Can not write to file in Java
This program is supposed to read a file of the format:

And write a column into a file called var.txt, but it creates the file, and does not write anything to it. No exception occurs


import java.util.*;

public class colsplit {

 public static void main(String[] args)
  Vector<String[]> vs = new Vector<String[]>();
  BufferedReader br = new BufferedReader(new FileReader(args[0]));
    StringTokenizer st = new StringTokenizer(br.readLine(),",");
    String[] arr = new String[st.countTokens()];
    for(int i=0;i<=st.countTokens();i++)
    arr[i] = st.nextToken();
  BufferedWriter bw = new BufferedWriter(new FileWriter(new File("/root/var.txt")));
  for(int j=0;j<vs.size();j++)
    bw.write(vs.elementAt(j)[Integer.parseInt(args[2])]  + "\n");
  }catch(Exception e)

paulsm4 12-02-2005 11:20 PM

Have you considered that maybe "vs" has zero elements?

irfanhab 12-03-2005 01:59 AM

[QUOTEHave you considered that maybe "vs" has zero elements?[/QUOTE]

this is not possible as I intentionally valid data to it,

If I go like:

for(int i=0;i<vs.size;i++)

It does show valid output but never writes it to the file.

ppanyam 12-03-2005 02:59 AM

Can you try bw.flush() after bw.write()?

irfanhab 12-03-2005 03:36 AM

yes ppanyam that worked. thanks!
but when you write shudnt the JVM itself handle the flushing, instead of calling it explicity.

paulsm4 12-03-2005 01:19 PM

Your program is supposed to do an explicit "close()". Which, in turn, does an implicit "flush()".

ppanyam 12-04-2005 11:49 PM

The BufferedWriter "write()"s to buffer, as the name suggests. It will write to disk as per a predefined policy like if buffer is full or if x amount of time has lapsed. If you want it to write immediately to disk, you invoke flush() on the BufferedWriter. Alternately, if you close() the stream, it will clean up and will write to disk.

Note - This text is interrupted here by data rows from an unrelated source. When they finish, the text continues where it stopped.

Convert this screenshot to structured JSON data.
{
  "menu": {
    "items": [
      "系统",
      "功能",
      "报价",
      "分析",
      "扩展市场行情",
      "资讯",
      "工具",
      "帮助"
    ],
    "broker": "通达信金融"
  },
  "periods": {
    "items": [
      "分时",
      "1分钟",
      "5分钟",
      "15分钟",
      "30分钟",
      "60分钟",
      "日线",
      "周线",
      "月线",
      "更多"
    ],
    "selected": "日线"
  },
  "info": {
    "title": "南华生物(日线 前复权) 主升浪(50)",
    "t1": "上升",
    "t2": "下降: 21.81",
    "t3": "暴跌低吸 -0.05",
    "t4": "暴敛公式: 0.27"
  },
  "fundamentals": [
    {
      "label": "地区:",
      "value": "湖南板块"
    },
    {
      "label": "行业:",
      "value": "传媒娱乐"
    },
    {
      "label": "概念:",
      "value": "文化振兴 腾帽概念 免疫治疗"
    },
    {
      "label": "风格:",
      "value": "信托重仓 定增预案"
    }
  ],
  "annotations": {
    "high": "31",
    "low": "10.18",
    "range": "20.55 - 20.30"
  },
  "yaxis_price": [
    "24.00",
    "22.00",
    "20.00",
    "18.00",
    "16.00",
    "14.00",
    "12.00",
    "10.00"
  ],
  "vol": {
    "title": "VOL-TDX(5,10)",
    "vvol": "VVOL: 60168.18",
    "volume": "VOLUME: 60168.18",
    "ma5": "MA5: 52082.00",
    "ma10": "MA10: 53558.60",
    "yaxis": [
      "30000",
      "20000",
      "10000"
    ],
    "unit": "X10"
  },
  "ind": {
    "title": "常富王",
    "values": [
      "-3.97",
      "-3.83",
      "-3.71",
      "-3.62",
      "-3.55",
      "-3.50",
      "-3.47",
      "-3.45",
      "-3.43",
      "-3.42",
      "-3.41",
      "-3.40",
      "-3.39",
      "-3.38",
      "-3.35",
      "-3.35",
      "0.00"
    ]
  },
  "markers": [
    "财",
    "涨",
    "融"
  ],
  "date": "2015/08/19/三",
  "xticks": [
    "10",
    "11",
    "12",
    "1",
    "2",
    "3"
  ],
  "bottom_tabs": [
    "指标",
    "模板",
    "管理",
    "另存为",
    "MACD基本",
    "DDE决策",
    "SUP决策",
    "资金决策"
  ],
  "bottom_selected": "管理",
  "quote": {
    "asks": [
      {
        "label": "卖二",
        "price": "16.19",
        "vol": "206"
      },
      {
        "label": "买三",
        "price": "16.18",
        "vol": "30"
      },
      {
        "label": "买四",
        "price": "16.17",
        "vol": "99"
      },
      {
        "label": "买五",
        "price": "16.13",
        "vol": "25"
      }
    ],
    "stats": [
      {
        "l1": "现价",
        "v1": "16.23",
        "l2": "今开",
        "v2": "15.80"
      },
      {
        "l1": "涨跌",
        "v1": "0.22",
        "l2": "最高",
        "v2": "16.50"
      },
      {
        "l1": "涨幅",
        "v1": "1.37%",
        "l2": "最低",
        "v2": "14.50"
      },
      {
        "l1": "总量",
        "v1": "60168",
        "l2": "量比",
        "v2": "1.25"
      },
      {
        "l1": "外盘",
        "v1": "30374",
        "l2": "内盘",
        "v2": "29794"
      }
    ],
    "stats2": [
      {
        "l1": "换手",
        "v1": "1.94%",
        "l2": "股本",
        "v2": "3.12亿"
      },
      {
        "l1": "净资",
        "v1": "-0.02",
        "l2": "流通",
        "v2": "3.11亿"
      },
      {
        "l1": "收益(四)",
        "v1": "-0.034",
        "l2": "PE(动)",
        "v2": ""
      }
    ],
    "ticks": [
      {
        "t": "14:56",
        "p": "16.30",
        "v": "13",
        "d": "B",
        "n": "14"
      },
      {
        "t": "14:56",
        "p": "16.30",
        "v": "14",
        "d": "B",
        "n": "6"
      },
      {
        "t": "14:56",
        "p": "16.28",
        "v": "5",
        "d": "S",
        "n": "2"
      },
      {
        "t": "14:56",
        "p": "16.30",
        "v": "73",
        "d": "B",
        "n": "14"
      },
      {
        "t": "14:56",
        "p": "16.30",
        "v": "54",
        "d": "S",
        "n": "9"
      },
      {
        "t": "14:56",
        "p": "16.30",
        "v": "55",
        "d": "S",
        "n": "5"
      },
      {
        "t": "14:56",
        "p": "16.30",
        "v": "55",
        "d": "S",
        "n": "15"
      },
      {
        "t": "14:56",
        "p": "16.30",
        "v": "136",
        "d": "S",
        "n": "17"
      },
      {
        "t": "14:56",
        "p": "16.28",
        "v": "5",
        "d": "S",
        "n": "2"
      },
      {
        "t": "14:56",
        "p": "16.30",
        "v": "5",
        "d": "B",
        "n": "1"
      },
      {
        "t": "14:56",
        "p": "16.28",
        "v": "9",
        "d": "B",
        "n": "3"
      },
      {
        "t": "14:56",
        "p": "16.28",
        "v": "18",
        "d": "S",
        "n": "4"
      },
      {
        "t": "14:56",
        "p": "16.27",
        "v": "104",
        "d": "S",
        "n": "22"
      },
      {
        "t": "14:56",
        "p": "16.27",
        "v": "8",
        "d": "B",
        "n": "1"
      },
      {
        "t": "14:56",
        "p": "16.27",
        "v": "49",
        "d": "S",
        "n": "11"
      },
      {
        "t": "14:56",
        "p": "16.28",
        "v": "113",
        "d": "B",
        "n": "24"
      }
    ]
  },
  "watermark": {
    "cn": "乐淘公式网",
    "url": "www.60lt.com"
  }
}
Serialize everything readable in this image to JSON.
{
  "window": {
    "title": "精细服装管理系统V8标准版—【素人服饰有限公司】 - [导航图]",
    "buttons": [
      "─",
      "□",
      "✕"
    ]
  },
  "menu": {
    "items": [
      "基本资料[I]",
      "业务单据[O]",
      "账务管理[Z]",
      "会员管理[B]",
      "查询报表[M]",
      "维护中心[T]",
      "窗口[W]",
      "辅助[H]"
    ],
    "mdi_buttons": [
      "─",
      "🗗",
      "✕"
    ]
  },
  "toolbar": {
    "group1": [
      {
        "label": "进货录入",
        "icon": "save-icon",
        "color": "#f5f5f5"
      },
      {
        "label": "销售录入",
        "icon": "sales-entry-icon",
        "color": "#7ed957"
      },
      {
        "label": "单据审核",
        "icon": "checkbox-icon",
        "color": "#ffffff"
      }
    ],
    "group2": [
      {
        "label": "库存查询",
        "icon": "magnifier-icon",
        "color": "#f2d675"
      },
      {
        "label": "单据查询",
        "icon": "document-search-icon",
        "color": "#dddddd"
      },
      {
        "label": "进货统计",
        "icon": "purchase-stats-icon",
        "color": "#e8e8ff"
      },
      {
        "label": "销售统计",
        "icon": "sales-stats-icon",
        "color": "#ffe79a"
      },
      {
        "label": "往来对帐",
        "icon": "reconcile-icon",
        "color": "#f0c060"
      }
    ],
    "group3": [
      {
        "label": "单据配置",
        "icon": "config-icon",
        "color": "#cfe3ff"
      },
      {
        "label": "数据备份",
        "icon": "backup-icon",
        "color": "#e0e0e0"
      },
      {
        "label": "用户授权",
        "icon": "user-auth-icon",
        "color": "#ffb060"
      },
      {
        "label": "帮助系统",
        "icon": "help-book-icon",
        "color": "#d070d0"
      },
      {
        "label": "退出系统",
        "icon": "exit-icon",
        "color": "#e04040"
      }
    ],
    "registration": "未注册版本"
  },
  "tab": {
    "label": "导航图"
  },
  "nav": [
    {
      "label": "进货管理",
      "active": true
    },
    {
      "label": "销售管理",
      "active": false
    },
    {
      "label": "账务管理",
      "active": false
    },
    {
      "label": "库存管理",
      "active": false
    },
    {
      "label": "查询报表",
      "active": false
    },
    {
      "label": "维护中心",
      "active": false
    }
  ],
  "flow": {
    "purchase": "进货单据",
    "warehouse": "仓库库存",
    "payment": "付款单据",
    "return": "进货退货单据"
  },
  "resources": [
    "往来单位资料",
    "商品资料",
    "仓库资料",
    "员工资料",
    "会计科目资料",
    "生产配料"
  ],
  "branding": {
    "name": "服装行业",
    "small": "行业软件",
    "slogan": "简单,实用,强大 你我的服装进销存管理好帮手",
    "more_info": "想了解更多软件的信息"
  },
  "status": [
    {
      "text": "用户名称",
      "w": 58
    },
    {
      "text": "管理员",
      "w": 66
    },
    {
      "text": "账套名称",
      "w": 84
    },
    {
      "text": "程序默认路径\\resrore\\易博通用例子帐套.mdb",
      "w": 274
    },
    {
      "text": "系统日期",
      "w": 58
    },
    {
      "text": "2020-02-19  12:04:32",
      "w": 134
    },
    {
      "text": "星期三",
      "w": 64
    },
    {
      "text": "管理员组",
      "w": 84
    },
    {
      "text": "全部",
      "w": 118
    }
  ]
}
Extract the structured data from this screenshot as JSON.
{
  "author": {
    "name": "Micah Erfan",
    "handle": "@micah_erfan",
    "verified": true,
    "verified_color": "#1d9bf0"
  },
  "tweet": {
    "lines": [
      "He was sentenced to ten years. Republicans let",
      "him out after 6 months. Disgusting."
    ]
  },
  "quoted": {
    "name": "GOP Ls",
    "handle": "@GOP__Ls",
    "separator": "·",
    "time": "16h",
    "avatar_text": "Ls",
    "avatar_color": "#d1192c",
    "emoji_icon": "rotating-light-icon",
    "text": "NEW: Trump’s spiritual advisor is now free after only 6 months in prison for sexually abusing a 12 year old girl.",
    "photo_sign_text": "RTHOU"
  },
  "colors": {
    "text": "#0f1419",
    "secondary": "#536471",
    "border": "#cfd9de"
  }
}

paulsm4 12-05-2005 12:01 AM

ppanyam is right.

A "BufferedWriter" (by definition!) buffers its data (in the name of I/O efficiency). If you don't like this behavior, you can either flush whenever you wish to, or choose an unbuffered I/O class.

But in any case - you must absolutely "close()" any file you open. Doing otherwise (e.g. depending on the OS or JVM to "clean up after you") is, frankly, just sloppy programming.